As for BG1: the story is all over the place, there's no banter, you need to walk around an awful lot on maps that contain nothing interesting, the quests are stupefyingly simplistic, and so on. All of this was thankfully absent from BG2.
In the BG series, "extra training" is shown by adding a pip to those weapons on the proficiency section. And, since D&D 2E puts limits on what classes can use what, you're not going to have everyone using a flail just because they have hands. lol
Larger swords were expensive to make, required years of practice, and were generally restricted to higher social classes. The D&D longsword, bastard sword, and two-handed sword are really the same weapon from different eras. As armor technology improved, swords grew bigger, and eventually people stopped using shields with them.
Various axes and maces were also widely used, especially in the early Middle Ages. They were also cheaper than swords. Later, as infantry weapons generally grew longer, they became primarily cavalry weapons.

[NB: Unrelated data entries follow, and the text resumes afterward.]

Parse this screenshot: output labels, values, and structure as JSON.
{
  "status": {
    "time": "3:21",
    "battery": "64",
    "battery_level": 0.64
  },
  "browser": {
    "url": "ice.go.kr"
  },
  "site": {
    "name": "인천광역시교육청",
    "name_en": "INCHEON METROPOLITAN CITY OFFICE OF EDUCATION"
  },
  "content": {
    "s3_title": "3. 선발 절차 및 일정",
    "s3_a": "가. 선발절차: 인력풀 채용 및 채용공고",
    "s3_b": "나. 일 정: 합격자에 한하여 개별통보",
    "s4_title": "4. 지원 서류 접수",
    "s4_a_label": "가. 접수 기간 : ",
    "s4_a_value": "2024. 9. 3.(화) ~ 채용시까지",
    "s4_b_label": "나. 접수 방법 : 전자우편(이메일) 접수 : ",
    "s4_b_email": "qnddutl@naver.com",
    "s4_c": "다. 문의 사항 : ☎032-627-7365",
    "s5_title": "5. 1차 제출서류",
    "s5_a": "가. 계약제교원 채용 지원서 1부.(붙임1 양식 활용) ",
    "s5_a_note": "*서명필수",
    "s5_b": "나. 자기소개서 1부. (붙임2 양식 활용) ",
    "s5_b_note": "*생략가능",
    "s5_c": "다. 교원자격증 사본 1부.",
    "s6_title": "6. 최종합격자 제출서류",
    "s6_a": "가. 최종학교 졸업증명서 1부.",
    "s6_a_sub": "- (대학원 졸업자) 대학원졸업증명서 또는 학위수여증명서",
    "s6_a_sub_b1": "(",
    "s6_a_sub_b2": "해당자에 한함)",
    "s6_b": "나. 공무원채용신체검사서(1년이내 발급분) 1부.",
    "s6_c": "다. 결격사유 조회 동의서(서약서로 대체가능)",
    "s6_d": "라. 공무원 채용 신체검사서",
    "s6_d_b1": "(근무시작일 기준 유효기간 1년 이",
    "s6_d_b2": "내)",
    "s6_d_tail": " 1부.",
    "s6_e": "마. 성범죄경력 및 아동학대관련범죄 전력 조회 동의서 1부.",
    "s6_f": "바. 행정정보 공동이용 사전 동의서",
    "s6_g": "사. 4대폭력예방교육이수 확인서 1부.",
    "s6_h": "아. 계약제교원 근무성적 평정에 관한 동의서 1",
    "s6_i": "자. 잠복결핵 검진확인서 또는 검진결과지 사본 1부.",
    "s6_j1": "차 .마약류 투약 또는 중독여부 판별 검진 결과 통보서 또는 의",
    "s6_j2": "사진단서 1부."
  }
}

Morning stars and war hammers were relatively late inventions that never saw widespread use.
A flail is probably not even a real weapon.

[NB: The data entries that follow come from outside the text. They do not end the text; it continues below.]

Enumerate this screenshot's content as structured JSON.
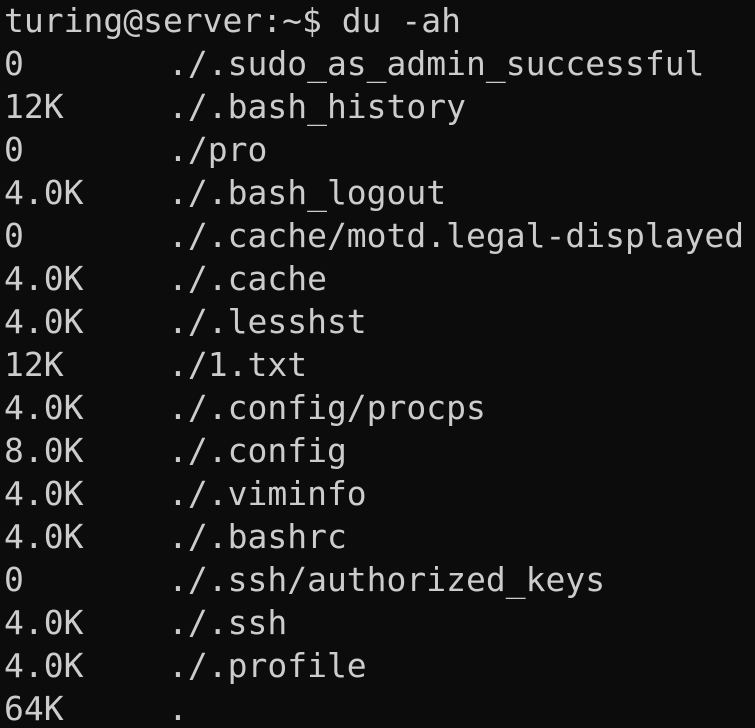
{
  "terminal": {
    "prompt": "turing@server:~$ ",
    "command": "du -ah",
    "rows": [
      {
        "size": "0",
        "path": "./.sudo_as_admin_successful"
      },
      {
        "size": "12K",
        "path": "./.bash_history"
      },
      {
        "size": "0",
        "path": "./pro"
      },
      {
        "size": "4.0K",
        "path": "./.bash_logout"
      },
      {
        "size": "0",
        "path": "./.cache/motd.legal-displayed"
      },
      {
        "size": "4.0K",
        "path": "./.cache"
      },
      {
        "size": "4.0K",
        "path": "./.lesshst"
      },
      {
        "size": "12K",
        "path": "./1.txt"
      },
      {
        "size": "4.0K",
        "path": "./.config/procps"
      },
      {
        "size": "8.0K",
        "path": "./.config"
      },
      {
        "size": "4.0K",
        "path": "./.viminfo"
      },
      {
        "size": "4.0K",
        "path": "./.bashrc"
      },
      {
        "size": "0",
        "path": "./.ssh/authorized_keys"
      },
      {
        "size": "4.0K",
        "path": "./.ssh"
      },
      {
        "size": "4.0K",
        "path": "./.profile"
      },
      {
        "size": "64K",
        "path": "."
      }
    ]
  },
  "colors": {
    "background": "#0c0c0c",
    "foreground": "#cccccc"
  }
}
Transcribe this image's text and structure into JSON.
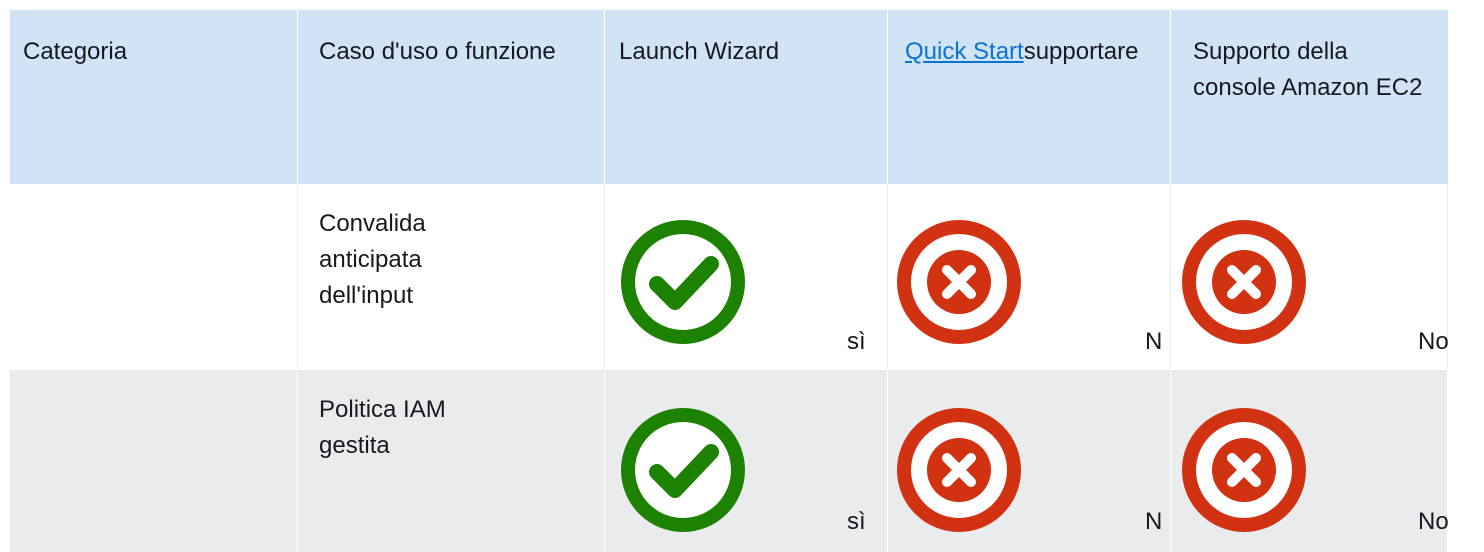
{
  "header": {
    "col1": "Categoria",
    "col2": "Caso d'uso o funzione",
    "col3": "Launch Wizard",
    "col4_link": "Quick Start",
    "col4_suffix": "supportare",
    "col5": "Supporto della console Amazon EC2"
  },
  "rows": [
    {
      "category": "",
      "feature": "Convalida anticipata dell'input",
      "launch_wizard": {
        "icon": "check-circle-icon",
        "text": "sì"
      },
      "quick_start": {
        "icon": "x-circle-icon",
        "text": "N"
      },
      "ec2_console": {
        "icon": "x-circle-icon",
        "text": "No"
      }
    },
    {
      "category": "",
      "feature": "Politica IAM gestita",
      "launch_wizard": {
        "icon": "check-circle-icon",
        "text": "sì"
      },
      "quick_start": {
        "icon": "x-circle-icon",
        "text": "N"
      },
      "ec2_console": {
        "icon": "x-circle-icon",
        "text": "No"
      }
    }
  ],
  "colors": {
    "header_bg": "#d1e4f6",
    "row_alt_bg": "#e9ebed",
    "link": "#0972d3",
    "check_green": "#1d8102",
    "x_red": "#d13212"
  }
}
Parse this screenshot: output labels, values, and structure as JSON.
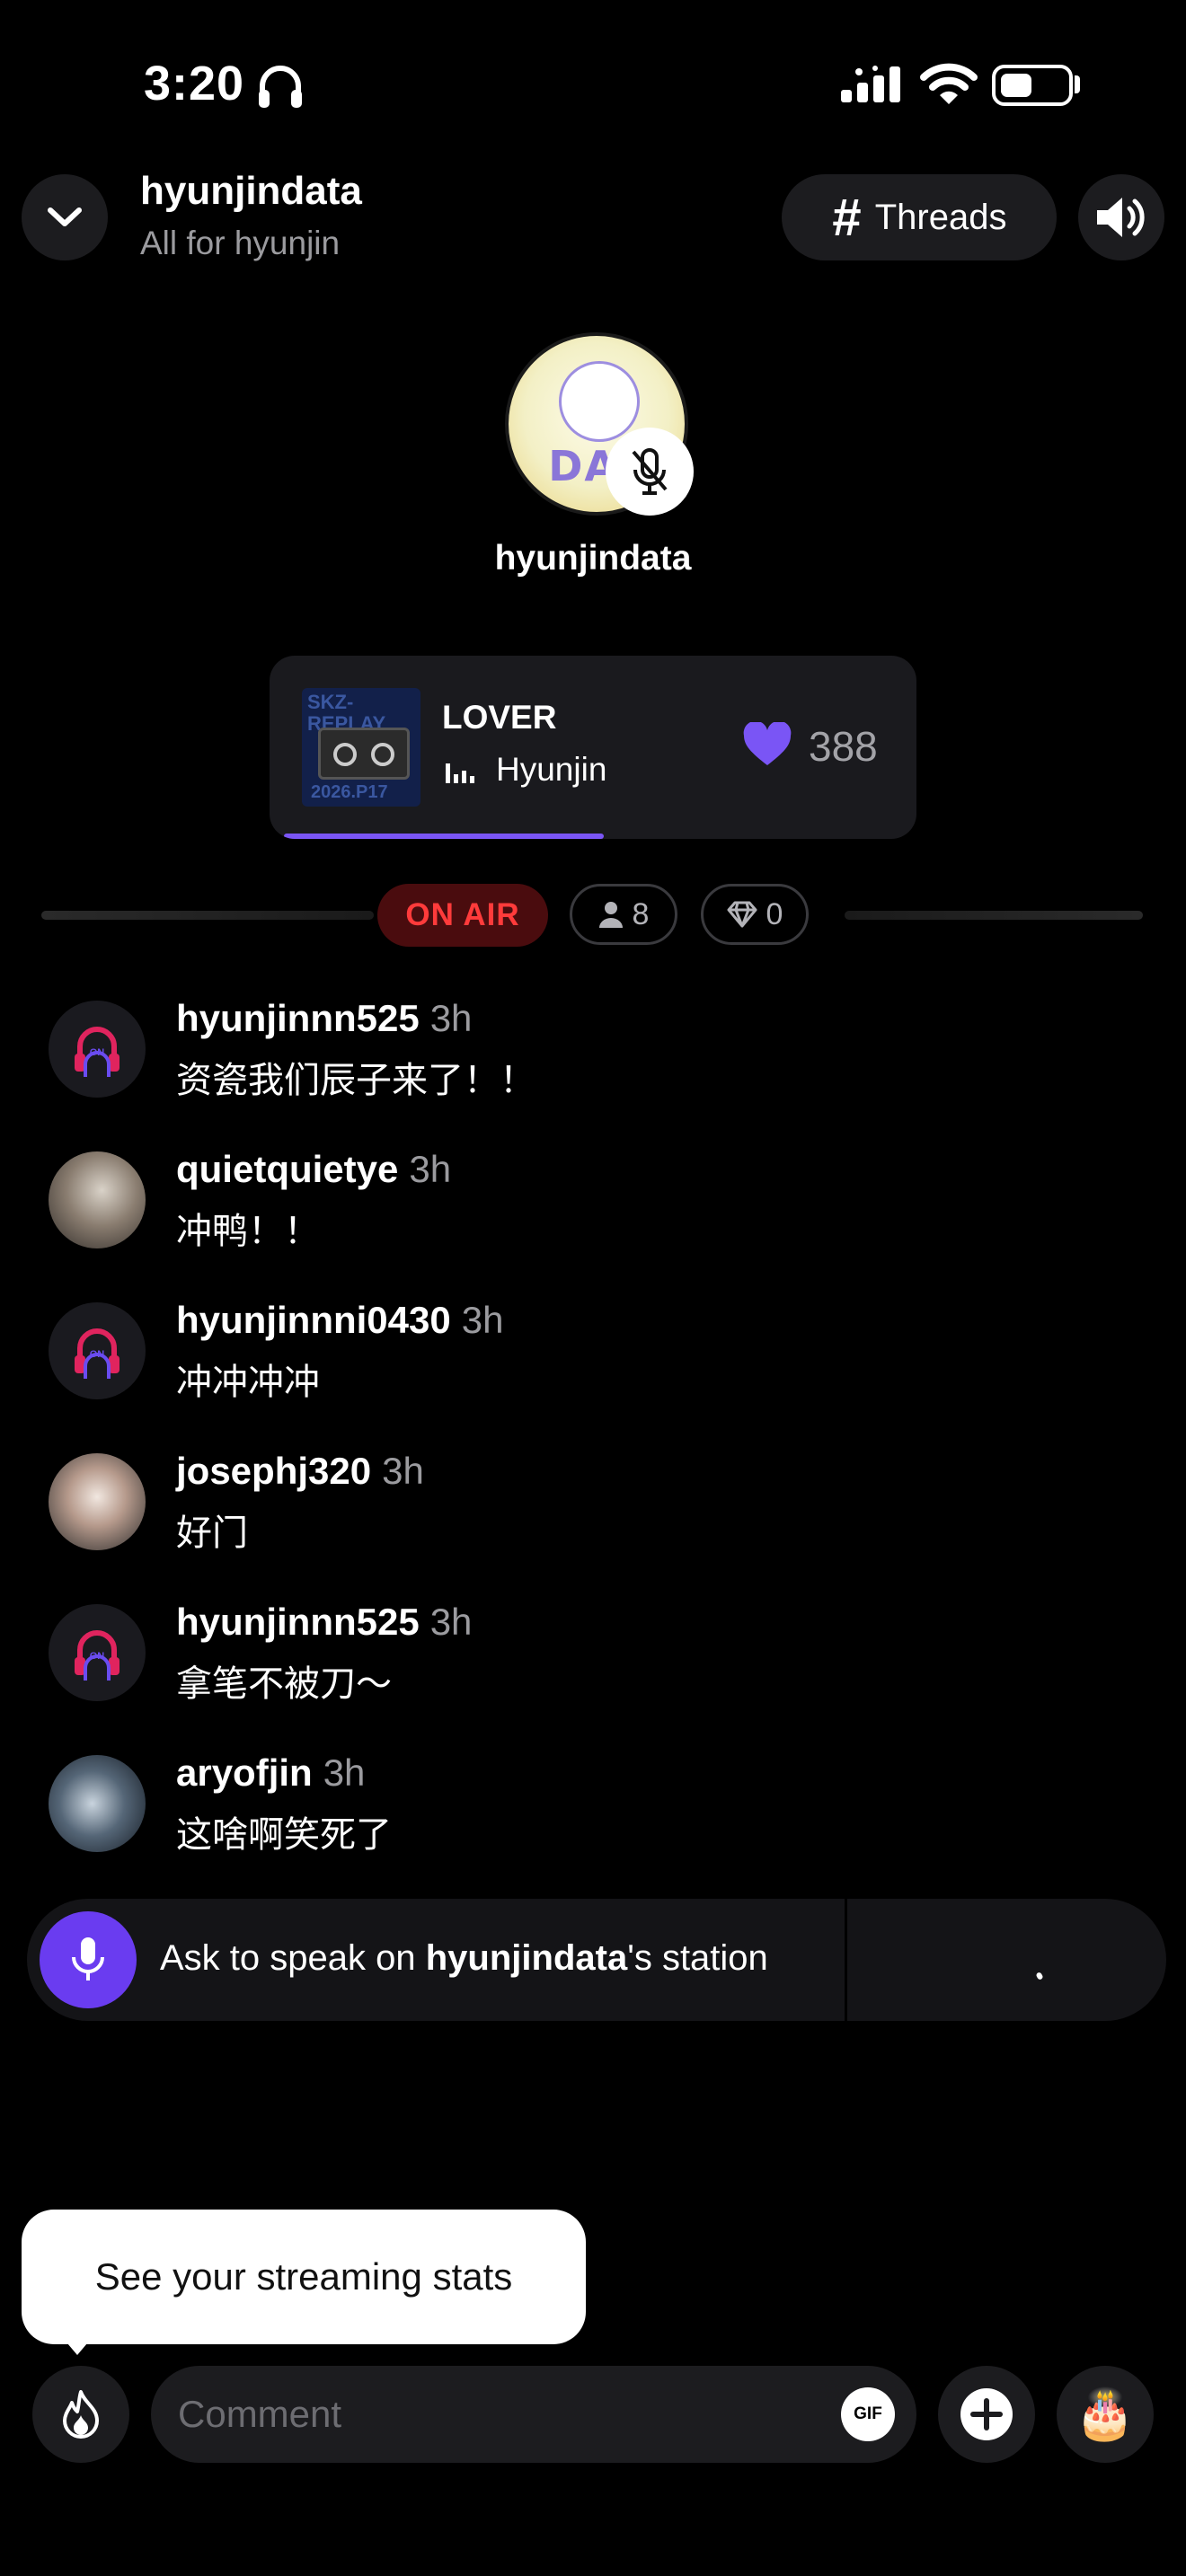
{
  "status_bar": {
    "time": "3:20"
  },
  "header": {
    "title": "hyunjindata",
    "subtitle": "All for hyunjin",
    "threads_label": "Threads"
  },
  "host": {
    "name": "hyunjindata",
    "avatar_text": "DAT",
    "muted": true
  },
  "now_playing": {
    "title": "LOVER",
    "artist": "Hyunjin",
    "likes": "388",
    "progress": 0.52,
    "cover_text_top": "SKZ-REPLAY",
    "cover_text_bottom": "2026.P17"
  },
  "stats": {
    "on_air_label": "ON AIR",
    "listeners": "8",
    "gems": "0"
  },
  "comments": [
    {
      "user": "hyunjinnn525",
      "time": "3h",
      "text": "资瓷我们辰子来了！！",
      "avatar": "logo"
    },
    {
      "user": "quietquietye",
      "time": "3h",
      "text": "冲鸭！！",
      "avatar": "photo1"
    },
    {
      "user": "hyunjinnni0430",
      "time": "3h",
      "text": "冲冲冲冲",
      "avatar": "logo"
    },
    {
      "user": "josephj320",
      "time": "3h",
      "text": "好门",
      "avatar": "photo2"
    },
    {
      "user": "hyunjinnn525",
      "time": "3h",
      "text": "拿笔不被刀～",
      "avatar": "logo"
    },
    {
      "user": "aryofjin",
      "time": "3h",
      "text": "这啥啊笑死了",
      "avatar": "photo3"
    }
  ],
  "ask_to_speak": {
    "prefix": "Ask to speak on ",
    "station": "hyunjindata",
    "suffix": "'s station"
  },
  "tooltip": {
    "text": "See your streaming stats"
  },
  "composer": {
    "placeholder": "Comment",
    "gif_label": "GIF",
    "cake_glyph": "🎂"
  },
  "colors": {
    "accent": "#6a3cf0",
    "on_air": "#ff3b3b",
    "like": "#7a55f5"
  }
}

https://www.youtube.com/watch?v=AGf7n7iUF_k
Basically, the short version is that flails did exist historically, as attested to in original historical sources, although they were pretty rare. Both short-handled, one-handed flails and long-handled, two-handed flails existed. Both chain-and-ball and two-rods-stuck-together (like the agricultural device) flails existed and were used for war. Multi-headed flails existed but were rare even among flails. All of the above were primarily meant for combat between armored individuals.

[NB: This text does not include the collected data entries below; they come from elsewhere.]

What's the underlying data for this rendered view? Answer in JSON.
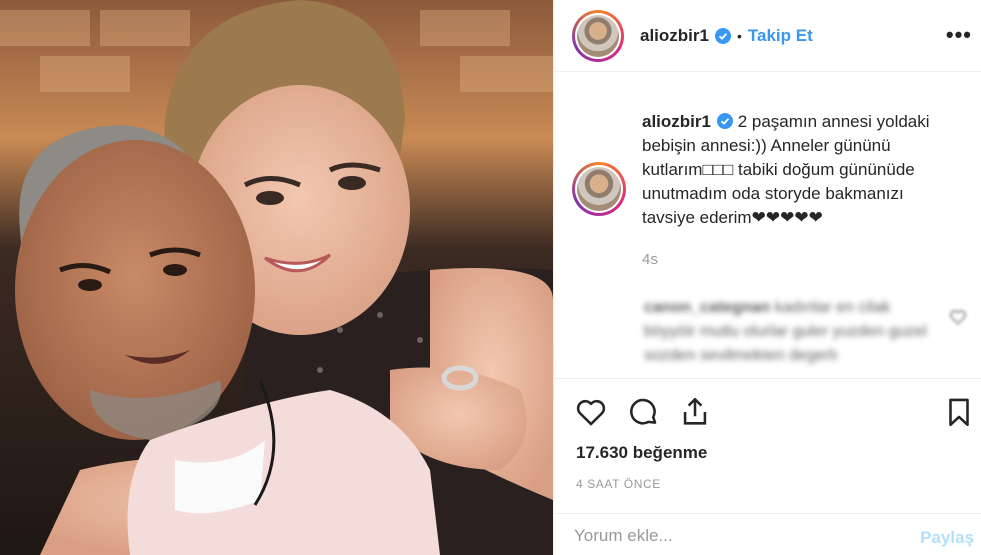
{
  "post": {
    "username": "aliozbir1",
    "follow_label": "Takip Et",
    "more_label": "•••",
    "caption_lines": [
      "2 paşamın annesi yoldaki",
      "bebişin annesi:)) Anneler gününü",
      "kutlarım□□□ tabiki doğum gününüde",
      "unutmadım oda storyde bakmanızı",
      "tavsiye ederim❤❤❤❤❤"
    ],
    "caption_time": "4s",
    "blurred_comment": {
      "username": "canon_categnan",
      "text": "kadınlar en cilak böyyöir mutlu olurlar guler yuzden guzel sozden sevilmekten degerlı"
    },
    "likes": "17.630 beğenme",
    "time_ago": "4 SAAT ÖNCE",
    "comment_placeholder": "Yorum ekle...",
    "share_label": "Paylaş"
  },
  "colors": {
    "accent": "#3897f0",
    "muted": "#999999",
    "share_disabled": "#b2dffc",
    "border": "#efefef"
  },
  "icons": [
    "verified-badge-icon",
    "heart-icon",
    "comment-icon",
    "share-icon",
    "bookmark-icon"
  ]
}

In addition, flail chains were usually of such a length that it was impossible to hit yourself in normal, competent use (in the one Matt Easton shows in the video, the flail is literally not long enough to hit the hand he's holding it with). Even when flails had longer chains, the physics involved make it extremely unlikely for a remotely competent wielder to be struck by the flail, and if that does somehow happen, it's not going to hit very hard. Since flails were generally used by people in heavy armor, being hit lightly isn't much of a concern.